US president Donald Trump speaks at the signing ceremony for S.1709, the National Defense Authorization Act for Fiscal Year 2020 on December 20, 2019 in Joint Base Andrews, Maryland. Tasos Katopodis / Getty
Yesterday’s assassination of Qassem Soleimani, an illegal and reckless escalation of the US-Iran tensions Trump has deliberately stoked throughout his term, is a bit like Trump’s victory in 2016: nothing that came before should make us the least bit surprised it happened, yet the outcome is so alarming that you can’t help but feel shaken.
As experts have already pointed out, Soleimani’s killing has the potential to spark something very dangerous. Soleimani was one of the country’s most powerful military figures, the head of its elite Quds Force who essentially ran Iranian military and foreign policy in the region. A war hero labeled “a living martyr of the revolution” by Iran’s Supreme Leader, he was a hugely popular figure who was the subject of rhapsodizing state propaganda, and who had future political leadership possibly in his sights.
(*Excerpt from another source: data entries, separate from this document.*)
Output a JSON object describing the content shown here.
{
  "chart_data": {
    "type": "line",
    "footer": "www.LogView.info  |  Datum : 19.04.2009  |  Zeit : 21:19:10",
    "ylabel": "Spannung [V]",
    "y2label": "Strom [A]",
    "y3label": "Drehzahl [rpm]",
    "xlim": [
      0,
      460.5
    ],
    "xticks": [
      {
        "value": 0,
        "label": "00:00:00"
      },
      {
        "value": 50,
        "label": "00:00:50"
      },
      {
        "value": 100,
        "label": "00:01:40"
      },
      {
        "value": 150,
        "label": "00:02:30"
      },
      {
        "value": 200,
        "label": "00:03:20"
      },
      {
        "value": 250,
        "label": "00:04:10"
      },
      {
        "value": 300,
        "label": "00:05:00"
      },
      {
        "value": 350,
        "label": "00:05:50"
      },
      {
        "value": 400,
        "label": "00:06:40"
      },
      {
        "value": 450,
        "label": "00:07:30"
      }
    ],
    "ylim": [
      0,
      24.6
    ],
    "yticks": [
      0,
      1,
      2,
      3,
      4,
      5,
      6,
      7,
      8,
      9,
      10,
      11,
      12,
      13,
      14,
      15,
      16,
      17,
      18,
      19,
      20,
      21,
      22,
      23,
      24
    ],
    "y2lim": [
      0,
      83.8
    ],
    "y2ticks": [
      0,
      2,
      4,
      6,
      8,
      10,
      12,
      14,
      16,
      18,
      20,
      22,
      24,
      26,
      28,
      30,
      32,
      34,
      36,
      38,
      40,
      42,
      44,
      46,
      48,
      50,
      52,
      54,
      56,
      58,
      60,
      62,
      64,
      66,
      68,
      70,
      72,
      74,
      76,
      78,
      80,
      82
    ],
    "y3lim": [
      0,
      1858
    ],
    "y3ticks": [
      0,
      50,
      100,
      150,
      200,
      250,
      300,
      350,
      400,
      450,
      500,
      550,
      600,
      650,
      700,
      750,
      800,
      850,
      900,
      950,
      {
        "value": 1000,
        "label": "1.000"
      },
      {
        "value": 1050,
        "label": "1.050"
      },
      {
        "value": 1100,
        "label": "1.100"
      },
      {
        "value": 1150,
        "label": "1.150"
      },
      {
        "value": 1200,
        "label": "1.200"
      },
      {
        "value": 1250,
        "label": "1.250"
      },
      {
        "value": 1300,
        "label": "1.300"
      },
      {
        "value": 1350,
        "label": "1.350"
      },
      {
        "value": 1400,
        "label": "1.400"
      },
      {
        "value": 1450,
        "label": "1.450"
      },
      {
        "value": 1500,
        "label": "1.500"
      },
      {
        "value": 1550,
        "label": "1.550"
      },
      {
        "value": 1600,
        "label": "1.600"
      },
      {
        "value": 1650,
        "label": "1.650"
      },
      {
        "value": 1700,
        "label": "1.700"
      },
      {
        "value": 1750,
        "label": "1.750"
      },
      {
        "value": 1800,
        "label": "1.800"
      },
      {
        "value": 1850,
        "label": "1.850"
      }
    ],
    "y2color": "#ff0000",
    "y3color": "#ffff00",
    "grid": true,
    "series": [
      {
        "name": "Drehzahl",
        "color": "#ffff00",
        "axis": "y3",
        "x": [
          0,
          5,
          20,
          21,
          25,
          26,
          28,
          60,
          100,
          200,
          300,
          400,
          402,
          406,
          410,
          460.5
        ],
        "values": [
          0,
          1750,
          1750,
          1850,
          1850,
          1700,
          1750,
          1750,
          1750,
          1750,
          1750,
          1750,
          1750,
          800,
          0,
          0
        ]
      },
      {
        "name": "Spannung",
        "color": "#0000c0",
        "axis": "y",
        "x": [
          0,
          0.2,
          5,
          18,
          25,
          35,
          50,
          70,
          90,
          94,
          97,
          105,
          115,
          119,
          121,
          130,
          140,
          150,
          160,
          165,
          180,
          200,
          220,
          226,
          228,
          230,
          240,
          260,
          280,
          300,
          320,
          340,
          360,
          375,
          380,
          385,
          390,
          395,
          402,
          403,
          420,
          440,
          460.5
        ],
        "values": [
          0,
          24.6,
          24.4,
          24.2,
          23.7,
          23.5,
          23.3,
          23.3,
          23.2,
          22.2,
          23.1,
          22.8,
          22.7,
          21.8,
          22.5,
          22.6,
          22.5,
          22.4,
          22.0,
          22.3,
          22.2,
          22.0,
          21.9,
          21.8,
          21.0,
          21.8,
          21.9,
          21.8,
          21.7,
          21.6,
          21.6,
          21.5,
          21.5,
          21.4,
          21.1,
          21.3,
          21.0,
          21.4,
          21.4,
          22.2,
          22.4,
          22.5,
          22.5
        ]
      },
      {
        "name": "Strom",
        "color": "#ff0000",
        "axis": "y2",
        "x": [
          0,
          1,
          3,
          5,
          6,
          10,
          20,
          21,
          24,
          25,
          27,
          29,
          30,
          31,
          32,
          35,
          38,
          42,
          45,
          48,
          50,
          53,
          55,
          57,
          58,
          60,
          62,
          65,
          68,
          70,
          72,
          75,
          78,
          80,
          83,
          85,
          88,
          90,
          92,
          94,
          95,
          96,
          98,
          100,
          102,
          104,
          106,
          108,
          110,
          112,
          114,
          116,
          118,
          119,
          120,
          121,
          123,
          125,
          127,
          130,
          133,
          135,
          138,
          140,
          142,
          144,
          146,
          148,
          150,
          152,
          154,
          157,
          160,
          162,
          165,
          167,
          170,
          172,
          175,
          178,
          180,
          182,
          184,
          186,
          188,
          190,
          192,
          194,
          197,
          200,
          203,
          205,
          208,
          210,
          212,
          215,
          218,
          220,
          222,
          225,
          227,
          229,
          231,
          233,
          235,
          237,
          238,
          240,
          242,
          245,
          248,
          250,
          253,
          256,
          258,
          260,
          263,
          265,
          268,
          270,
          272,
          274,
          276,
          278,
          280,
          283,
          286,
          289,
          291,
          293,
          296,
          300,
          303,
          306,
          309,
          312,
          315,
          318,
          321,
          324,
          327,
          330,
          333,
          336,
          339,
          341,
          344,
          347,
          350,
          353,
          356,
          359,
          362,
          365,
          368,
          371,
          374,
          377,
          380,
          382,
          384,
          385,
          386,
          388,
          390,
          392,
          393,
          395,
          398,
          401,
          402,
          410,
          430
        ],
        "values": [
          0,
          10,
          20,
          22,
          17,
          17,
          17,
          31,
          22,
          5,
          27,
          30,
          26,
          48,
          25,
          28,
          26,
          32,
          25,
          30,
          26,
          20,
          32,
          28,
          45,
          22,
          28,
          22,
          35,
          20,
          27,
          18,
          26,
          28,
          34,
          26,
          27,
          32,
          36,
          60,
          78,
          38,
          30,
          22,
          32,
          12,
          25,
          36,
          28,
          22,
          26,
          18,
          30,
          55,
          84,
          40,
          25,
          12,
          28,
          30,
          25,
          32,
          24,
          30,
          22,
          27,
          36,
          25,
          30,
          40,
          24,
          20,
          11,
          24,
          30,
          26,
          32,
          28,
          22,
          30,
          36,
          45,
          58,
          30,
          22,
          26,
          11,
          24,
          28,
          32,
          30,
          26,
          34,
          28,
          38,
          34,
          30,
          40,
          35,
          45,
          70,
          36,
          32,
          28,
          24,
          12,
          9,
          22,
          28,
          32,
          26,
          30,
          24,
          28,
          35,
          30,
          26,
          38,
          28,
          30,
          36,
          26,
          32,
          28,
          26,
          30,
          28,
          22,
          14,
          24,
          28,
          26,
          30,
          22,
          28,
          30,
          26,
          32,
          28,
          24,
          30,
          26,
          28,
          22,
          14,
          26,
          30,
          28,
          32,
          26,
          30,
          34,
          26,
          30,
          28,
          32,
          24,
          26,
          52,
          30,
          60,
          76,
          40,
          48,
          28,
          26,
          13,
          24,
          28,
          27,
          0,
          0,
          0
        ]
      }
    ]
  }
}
So there’s a high likelihood his death will prompt reprisals against, for example, the numerous US bases, embassies, and troops surrounding Iran, with many of the latter deployed in the middle of Trump’s attempts to incite a conflict with Iran in earnest last year. And those reprisals will prompt their own reprisal from Trump, and perhaps even serve as a pretext for the war the president’s been fumbling toward. The administration seems to have been trying all of last year to goad Iran into doing something, anything, that would justify a US attack on the country; this is their best chance yet. It’s not for nothing one expert called the idea of his assassination “a real act of war” in 2018.